Hi Rick, I think I agree with you throughout. I am not suggesting that the brain learns new types of the 11 or so perceptual functions at all, or some evolutionary adaptation isn’t responsible for each of the functions at each level specifically. The point is regarding how to optimise the capacity, accuracy and efficiency of the brain to construct each of the thousands of perceptual variables it needs to at each specific level in the hierarchy of types of perception. I am suggesting that the functions within a level need to be tuned and reorganised through experience - for example to perceive all the different configurations that are available to the senses; all the different programs; all the different sequences.
While all this is still speculation, I want to tell briefly how I think at the moment:
We of course inherit many general development dispositions, but especially the brain is extremely plastic organ.

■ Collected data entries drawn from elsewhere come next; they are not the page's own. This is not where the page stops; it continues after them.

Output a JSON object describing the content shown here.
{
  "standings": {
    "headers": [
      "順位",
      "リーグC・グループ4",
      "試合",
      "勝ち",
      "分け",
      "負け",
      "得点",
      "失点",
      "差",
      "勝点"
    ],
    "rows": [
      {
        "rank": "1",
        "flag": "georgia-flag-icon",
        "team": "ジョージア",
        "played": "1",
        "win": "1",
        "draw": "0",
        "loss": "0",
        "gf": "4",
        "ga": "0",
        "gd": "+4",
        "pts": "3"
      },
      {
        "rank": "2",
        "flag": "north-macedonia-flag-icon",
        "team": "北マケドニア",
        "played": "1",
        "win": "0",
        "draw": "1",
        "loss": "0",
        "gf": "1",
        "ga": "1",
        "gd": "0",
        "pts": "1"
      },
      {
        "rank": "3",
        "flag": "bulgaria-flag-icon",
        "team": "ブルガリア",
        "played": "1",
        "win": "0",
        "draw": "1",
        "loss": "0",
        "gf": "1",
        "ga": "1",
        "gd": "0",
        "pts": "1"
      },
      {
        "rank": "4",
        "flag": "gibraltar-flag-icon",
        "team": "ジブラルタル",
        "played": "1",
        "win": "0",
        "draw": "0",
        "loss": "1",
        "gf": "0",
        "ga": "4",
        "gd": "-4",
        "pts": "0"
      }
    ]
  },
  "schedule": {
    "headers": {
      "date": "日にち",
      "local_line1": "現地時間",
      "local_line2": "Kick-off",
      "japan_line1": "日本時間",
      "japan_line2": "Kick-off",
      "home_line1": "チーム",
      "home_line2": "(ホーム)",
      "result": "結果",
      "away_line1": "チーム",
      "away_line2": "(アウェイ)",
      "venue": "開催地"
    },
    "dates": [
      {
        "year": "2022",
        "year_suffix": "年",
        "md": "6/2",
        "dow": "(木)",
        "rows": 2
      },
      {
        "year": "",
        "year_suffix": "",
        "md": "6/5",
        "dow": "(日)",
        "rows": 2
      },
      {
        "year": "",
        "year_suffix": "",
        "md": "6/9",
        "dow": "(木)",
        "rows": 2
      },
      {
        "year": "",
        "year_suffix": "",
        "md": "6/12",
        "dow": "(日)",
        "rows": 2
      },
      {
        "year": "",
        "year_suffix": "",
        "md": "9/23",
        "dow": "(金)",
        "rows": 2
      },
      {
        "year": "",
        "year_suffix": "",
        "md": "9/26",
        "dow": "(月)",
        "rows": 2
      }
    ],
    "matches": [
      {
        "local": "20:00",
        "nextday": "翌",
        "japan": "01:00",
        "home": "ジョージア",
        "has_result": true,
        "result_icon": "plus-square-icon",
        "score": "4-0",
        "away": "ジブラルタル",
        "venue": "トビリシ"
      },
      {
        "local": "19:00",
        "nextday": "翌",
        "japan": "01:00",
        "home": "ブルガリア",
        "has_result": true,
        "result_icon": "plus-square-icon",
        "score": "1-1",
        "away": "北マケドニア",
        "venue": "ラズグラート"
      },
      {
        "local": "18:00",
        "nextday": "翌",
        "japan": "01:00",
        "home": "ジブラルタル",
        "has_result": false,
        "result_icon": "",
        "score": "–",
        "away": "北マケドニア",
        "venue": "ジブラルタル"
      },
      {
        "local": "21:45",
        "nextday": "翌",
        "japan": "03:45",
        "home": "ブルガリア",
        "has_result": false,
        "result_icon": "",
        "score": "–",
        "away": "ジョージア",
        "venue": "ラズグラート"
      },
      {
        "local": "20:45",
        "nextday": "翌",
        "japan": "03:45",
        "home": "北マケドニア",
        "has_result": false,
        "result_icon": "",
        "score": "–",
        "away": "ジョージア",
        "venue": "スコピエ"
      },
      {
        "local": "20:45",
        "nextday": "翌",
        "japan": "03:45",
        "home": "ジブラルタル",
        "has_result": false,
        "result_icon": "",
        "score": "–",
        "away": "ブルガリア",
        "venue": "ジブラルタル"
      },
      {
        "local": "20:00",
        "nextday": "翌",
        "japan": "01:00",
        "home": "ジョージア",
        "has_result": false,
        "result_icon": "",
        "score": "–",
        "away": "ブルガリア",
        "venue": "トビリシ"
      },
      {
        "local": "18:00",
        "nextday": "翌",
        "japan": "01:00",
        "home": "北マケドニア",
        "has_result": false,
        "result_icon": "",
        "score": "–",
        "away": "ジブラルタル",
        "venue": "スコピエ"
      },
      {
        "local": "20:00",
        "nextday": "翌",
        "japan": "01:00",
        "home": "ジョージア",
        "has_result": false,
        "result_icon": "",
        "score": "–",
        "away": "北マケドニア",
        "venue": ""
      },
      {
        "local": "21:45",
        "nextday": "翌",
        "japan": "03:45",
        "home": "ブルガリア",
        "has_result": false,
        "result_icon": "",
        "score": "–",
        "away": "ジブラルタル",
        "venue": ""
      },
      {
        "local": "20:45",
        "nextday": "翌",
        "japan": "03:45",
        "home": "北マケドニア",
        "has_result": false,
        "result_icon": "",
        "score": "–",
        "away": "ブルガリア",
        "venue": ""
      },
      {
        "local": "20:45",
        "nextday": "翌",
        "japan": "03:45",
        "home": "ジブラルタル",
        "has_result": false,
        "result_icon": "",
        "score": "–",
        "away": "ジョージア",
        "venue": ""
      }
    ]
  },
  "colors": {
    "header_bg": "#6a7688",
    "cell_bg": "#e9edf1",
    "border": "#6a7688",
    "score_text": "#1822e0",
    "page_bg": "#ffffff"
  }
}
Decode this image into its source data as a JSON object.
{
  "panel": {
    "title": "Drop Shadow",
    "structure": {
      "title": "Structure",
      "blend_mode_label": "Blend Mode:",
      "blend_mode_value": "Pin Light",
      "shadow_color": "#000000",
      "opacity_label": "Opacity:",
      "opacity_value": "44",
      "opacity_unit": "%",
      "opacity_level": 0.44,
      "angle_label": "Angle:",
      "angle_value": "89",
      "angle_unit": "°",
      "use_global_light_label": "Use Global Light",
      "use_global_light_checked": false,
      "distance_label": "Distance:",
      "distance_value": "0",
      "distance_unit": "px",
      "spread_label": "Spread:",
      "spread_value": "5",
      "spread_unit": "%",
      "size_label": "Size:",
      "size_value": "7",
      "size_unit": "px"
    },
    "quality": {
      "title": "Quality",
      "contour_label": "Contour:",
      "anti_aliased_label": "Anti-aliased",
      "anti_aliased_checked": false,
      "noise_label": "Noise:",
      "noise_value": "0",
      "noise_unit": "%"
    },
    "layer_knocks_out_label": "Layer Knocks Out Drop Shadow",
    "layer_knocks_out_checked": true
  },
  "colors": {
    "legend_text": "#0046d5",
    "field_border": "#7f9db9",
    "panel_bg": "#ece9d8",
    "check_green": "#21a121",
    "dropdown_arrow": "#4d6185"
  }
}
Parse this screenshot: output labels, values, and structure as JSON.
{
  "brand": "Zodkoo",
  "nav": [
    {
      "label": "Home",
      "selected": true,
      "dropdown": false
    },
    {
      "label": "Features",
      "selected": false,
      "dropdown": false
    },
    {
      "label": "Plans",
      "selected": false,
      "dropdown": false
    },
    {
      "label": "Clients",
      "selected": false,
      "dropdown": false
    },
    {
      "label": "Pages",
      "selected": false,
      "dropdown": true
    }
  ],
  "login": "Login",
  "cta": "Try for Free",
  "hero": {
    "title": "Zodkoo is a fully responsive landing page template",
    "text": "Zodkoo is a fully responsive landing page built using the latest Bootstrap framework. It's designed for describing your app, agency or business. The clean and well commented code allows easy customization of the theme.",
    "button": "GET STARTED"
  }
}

Originally the neurons are connected hugely many ways forming a dense tangled network and the connections seem to lessen through subsequent growth. Why do we then develop similar perceptions? I think there are many constraints – in addition to inherited dispositions. We are all educated by adults who already have those similar perceptions. We share the similar physical environment, which has certainly have some structures – we do not construct it ex nihilo. What else could the lowest level be than changes of intensities? The higher levels are combinations of these. If you construct combinations which do not fit with perceptions of others and the control possibilities of the environment, you are very quickly in problems and reorganizing – and guided.